The town was the site of the famous Battle of Trenton, which was an important battle during the American Revolution, as it was the first military victory achieved by George Washington during the Revolution. In fact, a crucial part of the Battle of Trenton is commemorated in the famous painting of George Washington crossing the Delaware River. What actually occurred at the Battle of Trenton began with George Washington and his army crossing the icy Delaware River on December 25 and 26, 1776, while going to Trenton. Once the army arrived at Trenton, they handily defeated the Hessian mercenary troops the British had stationed there.

There was a second Battle of Trenton, too. The official name of this battle is the Battle of the Assunpink Creek. This battle was fought in Trenton on January 2, 1777. After the Revolution was over and won by the Americans, the Congress of the Confederation met at the French Arms Tavern in Trenton from November 1, 1784, to December 24, 1784. Most of the New England states and other northern states preferred Trenton as a location for a permanent capital of the new United States. But, the southern states did not care for this notion, as Trenton was too far away to easily travel to for their Congressional representatives. The location of Washington, D.C., was a compromise reached between the northern and southern states for the location of the new national capital.
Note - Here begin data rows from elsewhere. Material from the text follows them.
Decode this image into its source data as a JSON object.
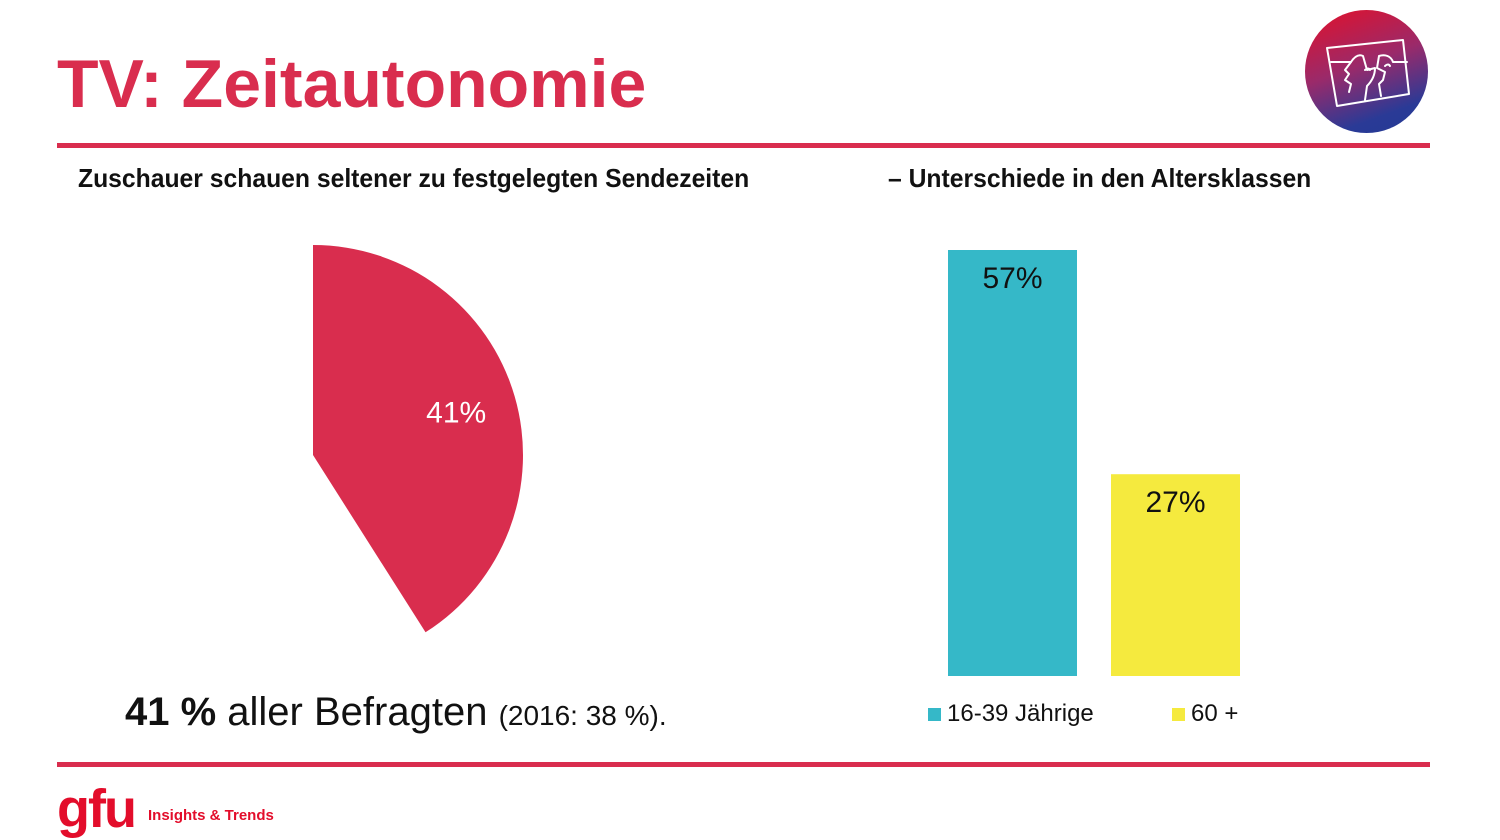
{
  "header": {
    "title": "TV: Zeitautonomie",
    "subtitle_left": "Zuschauer schauen seltener zu festgelegten Sendezeiten",
    "subtitle_right": "– Unterschiede in den Altersklassen"
  },
  "caption": {
    "bold": "41 %",
    "main": " aller Befragten ",
    "small": "(2016: 38 %)."
  },
  "footer": {
    "brand": "gfu",
    "tagline": "Insights & Trends"
  },
  "colors": {
    "accent": "#d92d4e",
    "brand_red": "#e30d2b",
    "bar_young": "#35b8c8",
    "bar_old": "#f5ea3e"
  },
  "chart_data": [
    {
      "type": "pie",
      "title": "",
      "slices": [
        {
          "label": "41%",
          "value": 41,
          "color": "#d92d4e"
        }
      ],
      "remainder_hidden": 59,
      "start_angle": "12 o'clock, clockwise"
    },
    {
      "type": "bar",
      "title": "",
      "categories": [
        "16-39 Jährige",
        "60 +"
      ],
      "values": [
        57,
        27
      ],
      "data_labels": [
        "57%",
        "27%"
      ],
      "colors": [
        "#35b8c8",
        "#f5ea3e"
      ],
      "xlabel": "",
      "ylabel": "",
      "ylim": [
        0,
        57
      ],
      "grid": false,
      "axes_visible": false,
      "legend": {
        "entries": [
          "16-39 Jährige",
          "60 +"
        ],
        "placement": "bottom"
      }
    }
  ]
}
Trenton hosted a reception for George Washington as he made his journey to New York City for his first presidential inauguration. New York City was named as the temporary United States capital until the capital city could be built in Washington, D.C.

The city played another important wartime role during the War of 1812. During this period, the city served as the location of the primary hospital of the United States Army. It was located on present day Broad Street.

During the 1800s, Trenton grew from a town into a city as immigrants from Europe came to it in a steady stream. They mostly came to work in the city’s pottery mills and wire rope mills. In 1837, the population of Trenton was too large for governing by council, as it had been. In response to the new size of the city, a mayoral government was adopted, including bylaws that are still in place and in operation in Trenton today.

Also of note in Trenton history is the infamous case of the Trenton Six. These were a group of six African-American men who were arrested in 1948 for the alleged murder of an elderly white shopkeeper. The actual murder weapon was said to be a soda bottle. The Six were arrested without warrants and were denied, lawyers. All six were sentenced to death based only on what were later described as coerced confessions. The Communist Party and the NAACP intervened, which resulted in several appeals and four trials. Five of the six men were eventually acquitted and released (a sixth one died while still in prison awaiting one of his trials). This incident became the subject of a book called Jersey Justice: The Story of the Trenton Six, by Cathy Knepper.